むしろ意図が「多方向分岐」であることが伝わる形にする。
match kind:
case "circle":
return circle_area(r)
case "square":
return square_area(r)
case "triangle":
return triangle_area(r)
case _:
raise ValueError(f"unknown kind: {kind}")
原則5: 複雑なワンライナーを避ける
1行に詰め込んだ賢いコードは、書くのは一度・読むのは何度も、という非対称のコスト。
三項演算子の入れ子、長すぎるメソッドチェーン、副作用を織り込んだ内包表記などは、
適切な変数名を挟んで段階に分ける。行数は増えても認知負荷は下がる
(cognitive complexity の低減)。
const r = u && u.roles && u.roles.find(x => x.a && x.lvl > (u.vip ? 2 : 5)) ? "y" : "n";
const requiredLevel = user?.vip ? 2 : 5;
const hasQualifyingRole = (user?.roles ?? [])
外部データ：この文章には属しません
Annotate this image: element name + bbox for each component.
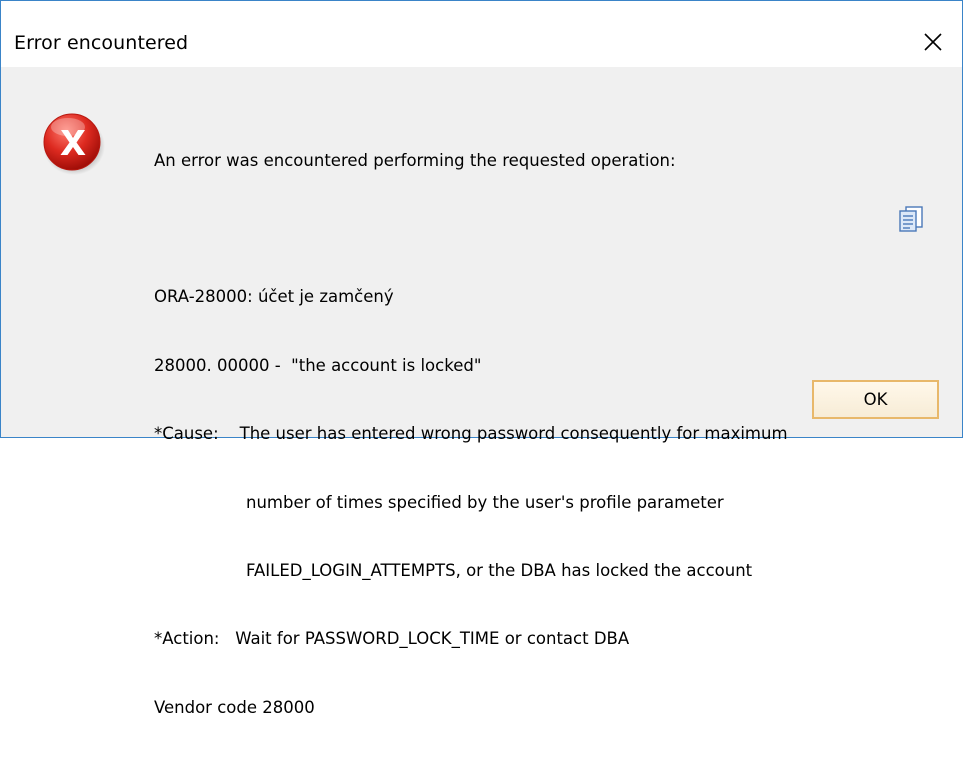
close-button[interactable] (904, 17, 962, 67)
close-icon (924, 33, 942, 51)
clipboard-icon[interactable] (897, 205, 925, 233)
message-cause-cont-2: FAILED_LOGIN_ATTEMPTS, or the DBA has lo… (246, 560, 753, 580)
error-x-icon (43, 113, 105, 175)
message-ora-code: ORA-28000: účet je zamčený (154, 287, 394, 307)
message-vendor-code: Vendor code 28000 (154, 697, 315, 717)
error-message: An error was encountered performing the … (154, 104, 788, 765)
message-action: *Action: Wait for PASSWORD_LOCK_TIME or … (154, 629, 630, 649)
message-intro: An error was encountered performing the … (154, 150, 676, 170)
message-cause-cont-1: number of times specified by the user's … (246, 492, 724, 512)
message-cause: *Cause: The user has entered wrong passw… (154, 424, 788, 444)
error-dialog: Error encountered An error was encounter… (0, 0, 963, 717)
title-bar: Error encountered (1, 1, 962, 67)
dialog-title: Error encountered (14, 32, 189, 54)
message-state: 28000. 00000 - "the account is locked" (154, 355, 482, 375)
dialog-body: An error was encountered performing the … (1, 67, 962, 717)
ok-button[interactable]: OK (812, 380, 939, 419)
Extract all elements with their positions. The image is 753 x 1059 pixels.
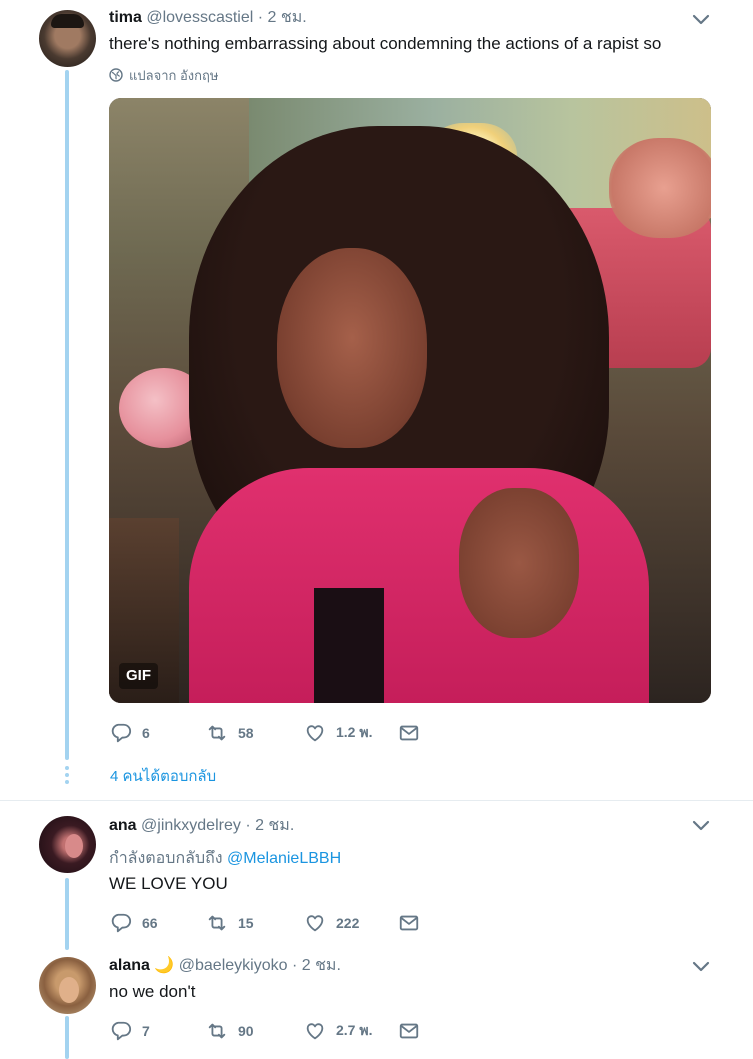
direct-message-button[interactable] [398, 911, 420, 935]
envelope-icon [398, 722, 420, 744]
avatar[interactable] [39, 957, 96, 1014]
reply-count: 66 [142, 915, 158, 931]
direct-message-button[interactable] [398, 721, 420, 745]
tweet-actions: 6 58 1.2 พ. [110, 721, 430, 745]
chevron-down-icon[interactable] [692, 820, 710, 832]
retweet-icon [206, 912, 228, 934]
heart-icon [304, 912, 326, 934]
tweet-header: tima @lovesscastiel · 2 ชม. [109, 8, 307, 28]
reply-icon [110, 722, 132, 744]
timestamp[interactable]: · 2 ชม. [258, 9, 307, 26]
tweet-actions: 66 15 222 [110, 911, 430, 935]
translate-link[interactable]: แปลจาก อังกฤษ [109, 66, 218, 84]
avatar[interactable] [39, 816, 96, 873]
retweet-button[interactable]: 90 [206, 1019, 254, 1043]
like-count: 222 [336, 915, 360, 931]
like-count: 1.2 พ. [336, 724, 373, 740]
retweet-count: 90 [238, 1023, 254, 1039]
like-count: 2.7 พ. [336, 1022, 373, 1038]
replying-prefix: กำลังตอบกลับถึง [109, 850, 223, 867]
display-name[interactable]: alana [109, 957, 150, 974]
display-name[interactable]: tima [109, 9, 142, 26]
chevron-down-icon[interactable] [692, 14, 710, 26]
heart-icon [304, 1020, 326, 1042]
tweet-text: there's nothing embarrassing about conde… [109, 34, 662, 53]
retweet-icon [206, 722, 228, 744]
divider [0, 800, 753, 801]
like-button[interactable]: 222 [304, 911, 359, 935]
hand-right [609, 138, 711, 238]
thread-line-mid [65, 878, 69, 950]
top [314, 588, 384, 703]
tweet-header: alana 🌙 @baeleykiyoko · 2 ชม. [109, 956, 341, 976]
mention-link[interactable]: @MelanieLBBH [227, 850, 341, 867]
reply-count: 6 [142, 725, 150, 741]
reply-icon [110, 912, 132, 934]
envelope-icon [398, 912, 420, 934]
user-handle[interactable]: @lovesscastiel [146, 9, 253, 26]
heart-icon [304, 722, 326, 744]
retweet-button[interactable]: 15 [206, 911, 254, 935]
globe-icon [109, 68, 123, 82]
reply-button[interactable]: 6 [110, 721, 150, 745]
retweet-icon [206, 1020, 228, 1042]
reply-icon [110, 1020, 132, 1042]
translate-label: แปลจาก อังกฤษ [129, 67, 219, 83]
tweet-actions: 7 90 2.7 พ. [110, 1019, 430, 1043]
gif-media[interactable]: GIF [109, 98, 711, 703]
tweet-text: no we don't [109, 982, 196, 1001]
raised-hand [459, 488, 579, 638]
like-button[interactable]: 2.7 พ. [304, 1019, 372, 1043]
show-more-replies[interactable]: 4 คนได้ตอบกลับ [110, 764, 216, 788]
direct-message-button[interactable] [398, 1019, 420, 1043]
retweet-button[interactable]: 58 [206, 721, 254, 745]
face [277, 248, 427, 448]
timestamp[interactable]: · 2 ชม. [292, 957, 341, 974]
reply-button[interactable]: 66 [110, 911, 158, 935]
thread-line-top [65, 70, 69, 760]
tweet-text: WE LOVE YOU [109, 874, 228, 893]
timestamp[interactable]: · 2 ชม. [245, 817, 294, 834]
gif-badge: GIF [119, 663, 158, 689]
chevron-down-icon[interactable] [692, 961, 710, 973]
replying-to: กำลังตอบกลับถึง @MelanieLBBH [109, 846, 341, 871]
like-button[interactable]: 1.2 พ. [304, 721, 372, 745]
retweet-count: 58 [238, 725, 254, 741]
envelope-icon [398, 1020, 420, 1042]
tweet-header: ana @jinkxydelrey · 2 ชม. [109, 816, 294, 836]
user-handle[interactable]: @jinkxydelrey [141, 817, 241, 834]
reply-button[interactable]: 7 [110, 1019, 150, 1043]
reply-count: 7 [142, 1023, 150, 1039]
retweet-count: 15 [238, 915, 254, 931]
display-name[interactable]: ana [109, 817, 137, 834]
thread-line-bottom [65, 1016, 69, 1059]
avatar[interactable] [39, 10, 96, 67]
moon-emoji: 🌙 [154, 957, 175, 974]
user-handle[interactable]: @baeleykiyoko [179, 957, 288, 974]
pink-blazer [189, 468, 649, 703]
thread-dots [63, 766, 71, 786]
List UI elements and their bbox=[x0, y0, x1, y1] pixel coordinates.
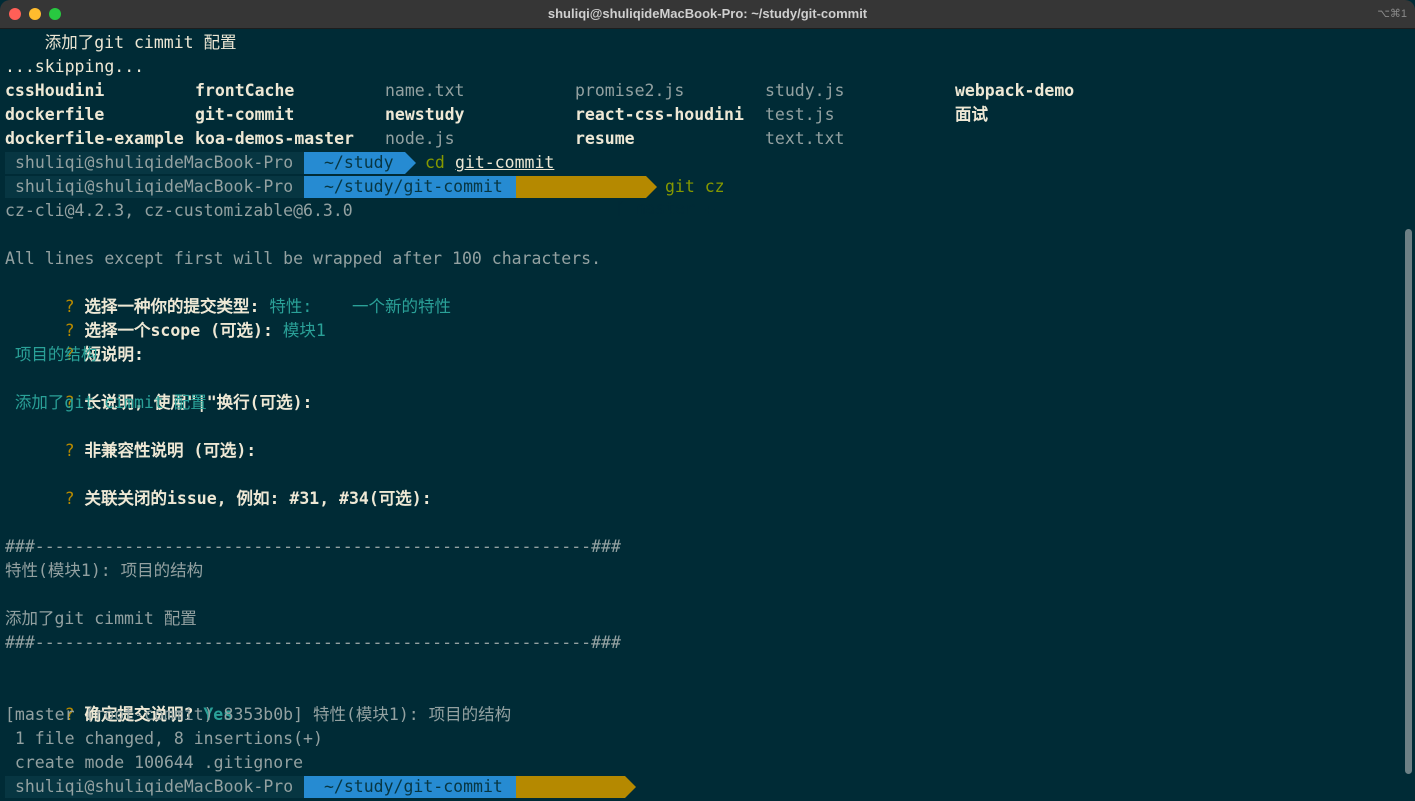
window-shortcut: ⌥⌘1 bbox=[1377, 8, 1407, 20]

.some(role => role.active && role.level > requiredLevel);
const result = hasQualifyingRole ? "y" : "n";
短さ (code golf) は目的ではない。目的は「意図が最短で伝わること」。
原則6: 意味のある名前をつける (tmp / buf を避ける)
tmp temp buf data val flag x のような汎用名は、その変数が
何であるかを隠す。名前と構造に意味を持たせる。McConnell の
「1変数=1用途」原則に従い、使い回しもしない。
tmp := getUser(id)
buf := tmp.Orders
data := 0
for _, x := range buf {
data += x.Price
}
user := getUser(id)
orders := user.Orders
totalPrice := 0
for _, order := range orders {
totalPrice += order.Price
}
- ドメインの語彙で、発音でき検索できる名前にする
- 一時変数でも意味のある名前を付ける (「一時的」は用途であって名前ではない)
- 例外的に許容: ごく狭いスコープの慣習的イテレータ (
i, j)、
数学的慣習 (x, y 座標) など、意味が自明な場合のみ
レビュー時チェックリスト
コードを書き終えたら / レビューするときに、この観点で見直す:
やりすぎ注意 (アンチパターン)
- ガード節の乱立: 早期リターンが 5 個も 6 個も並ぶなら、関数が多くの責務を
抱えているサイン。分割やバリデーションの前段への切り出しを検討する。
- コメント全消し: 原則1は「自明なコメント」を消すもの。目的・理由・制約
(原則2) まで消してはいけない。
- 省略しすぎた名前: 意味を込めるあまり
theUserWhoJustLoggedInToTheSystem の
ように冗長化しない。スコープが狭いほど短くてよい。